Caussade: l’Etat français n’aime pas que les paysans appliquent les mêmes méthodes que lui.

Le plan d’eau a été autorisé en juin 2018. Mais l’Etat fait volte-face : il renie l’instruction du dossier et l’autorisation initiales. Les agriculteurs se sont fondés sur cette autorisation pour engager les travaux.
Qu’ils sachent que les règles ne sont pas les mêmes pour tous. Quand un arrêté préfectoral autorise la destruction d’ouvrages hydrauliques par un syndicat de rivière au grand mépris des procédures (absence de dépôt de dossier loi sur l’eau, dossier « autorisation » requalifiée en simple déclaration très édulcorée prenant quelquefois la forme d’un courrier simple), même quand il y a des recours judiciaires formés par des tiers au TA, les pelles arrivent en catimini, voire la nuit paraît-il, et procèdent à la destruction de l’ouvrage le plus vite possible.

Détruire un seuil va bien plus vite que de construire un barrage de 300 mètres de long, mais au plan des principes, la situation est parfaitement identique.

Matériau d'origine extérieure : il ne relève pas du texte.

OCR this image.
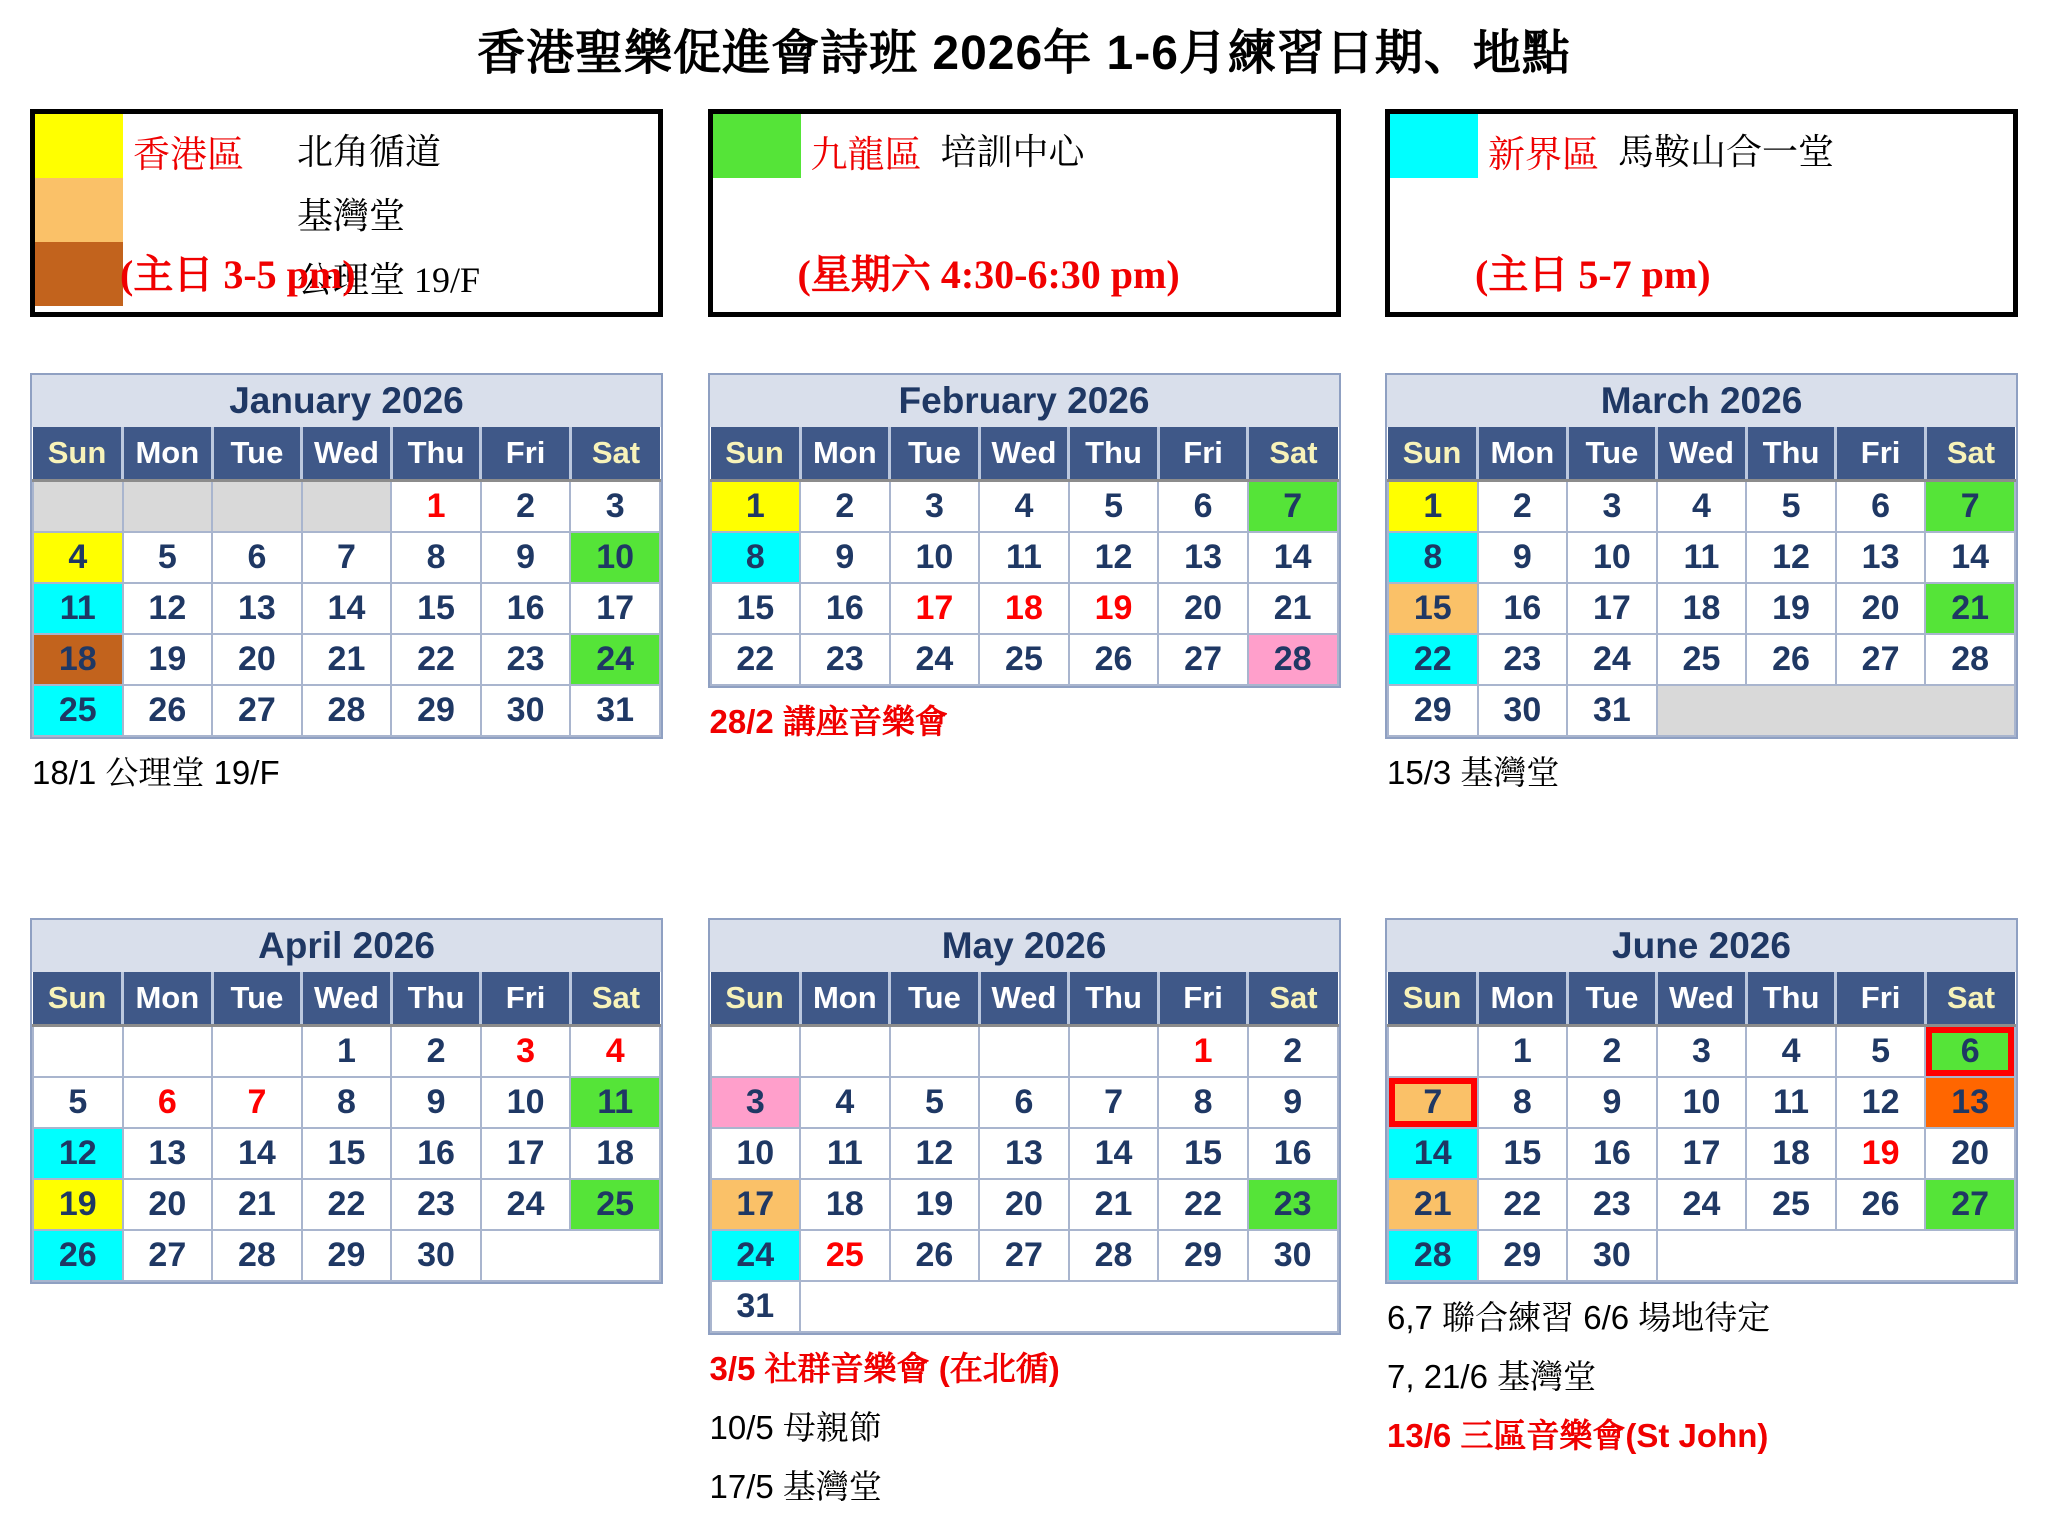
香港聖樂促進會詩班 2026年 1-6月練習日期、地點
香港區 北角循道
基灣堂
公理堂 19/F
(主日 3-5 pm)
九龍區 培訓中心
(星期六 4:30-6:30 pm)
新界區 馬鞍山合一堂
(主日 5-7 pm)
January 2026
Sun	Mon	Tue	Wed	Thu	Fri	Sat
				1	2	3
4	5	6	7	8	9	10
11	12	13	14	15	16	17
18	19	20	21	22	23	24
25	26	27	28	29	30	31
18/1 公理堂 19/F
February 2026
Sun	Mon	Tue	Wed	Thu	Fri	Sat
1	2	3	4	5	6	7
8	9	10	11	12	13	14
15	16	17	18	19	20	21
22	23	24	25	26	27	28
28/2 講座音樂會
March 2026
Sun	Mon	Tue	Wed	Thu	Fri	Sat
1	2	3	4	5	6	7
8	9	10	11	12	13	14
15	16	17	18	19	20	21
22	23	24	25	26	27	28
29	30	31				
15/3 基灣堂
April 2026
Sun	Mon	Tue	Wed	Thu	Fri	Sat
			1	2	3	4
5	6	7	8	9	10	11
12	13	14	15	16	17	18
19	20	21	22	23	24	25
26	27	28	29	30		
May 2026
Sun	Mon	Tue	Wed	Thu	Fri	Sat
					1	2
3	4	5	6	7	8	9
10	11	12	13	14	15	16
17	18	19	20	21	22	23
24	25	26	27	28	29	30
31						
3/5 社群音樂會 (在北循)
10/5 母親節
17/5 基灣堂
June 2026
Sun	Mon	Tue	Wed	Thu	Fri	Sat
	1	2	3	4	5	6
7	8	9	10	11	12	13
14	15	16	17	18	19	20
21	22	23	24	25	26	27
28	29	30				
6,7 聯合練習 6/6 場地待定
7, 21/6 基灣堂
13/6 三區音樂會(St John)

L’Etat n’apprécie pas du tout que ses méthodes soient réversibles impunément.
Dans ces conditions où vous êtes en règle un jour et en infraction pour la même cause le lendemain, il n’est pas commode de planifier des investissements lourds. Cela va probablement contribuer à une politique apaisée de la gestion quantitative de l’eau ?
Celle-ci souffre d’une absence de prospectives à l’origine de ces dysfonctionnements graves dérogeant à l’intérêt général. Sivens-Caussade, ce n’est pas l’inverse, c’est la même vacuité de gouvernance.
Sivens tout proche était un début. Il pourrait y avoir d’autres Caussade tant que l’autorité en charge de l’eau ne donnera pas la solution pour résorber le déficit de 1,5 milliard de mètres cubes.
L’absence de lisibilité sur les diagnostics ne répondra pas aux enjeux et alimentera les controverses entre ceux qui ont besoin d’eau… et ceux qui n’en ont pas besoin dans leurs bureaux.
Martin Malvy, aux manettes depuis longtemps, se parle probablement à lui-même quand il prévient dans la presse: « aujourd’hui, il faut vite préparer l’avenir car les projections ne sont pas bonnes. La priorité, c’est la ressource en eau (…) il est temps d’agir vite, très vite », sans pour autant oser dire comment « agir » ni pour quelle(s) raison(s) il n’a pas agi depuis longtemps ?

 

Tout cela relève désormais d'un passé récent. Il suffisait d’une instruction le 7 mai 2019 pour rendre obsolètes, et nous en sommes satisfaits, toutes nos recensions à ce sujet.
Que cela relève du bon sens ou résulte d’une impérieuse nécessité nous importe peu : il suffisait de lancer ces PTGE.
François de Rugy, ministre d’Etat, ministre de la Transition écologique et solidaire, Didier Guillaume, ministre de l’Agriculture et de l’Alimentation ont signé une instruction du Gouvernement aux préfets pour faire droit aux irrigants par le biais de « projets de territoire pour la gestion de l’eau » (PTGE). Cette instruction a été élaborée en concertation avec les parties prenantes dans le cadre de la seconde séquence des Assises de l’eau.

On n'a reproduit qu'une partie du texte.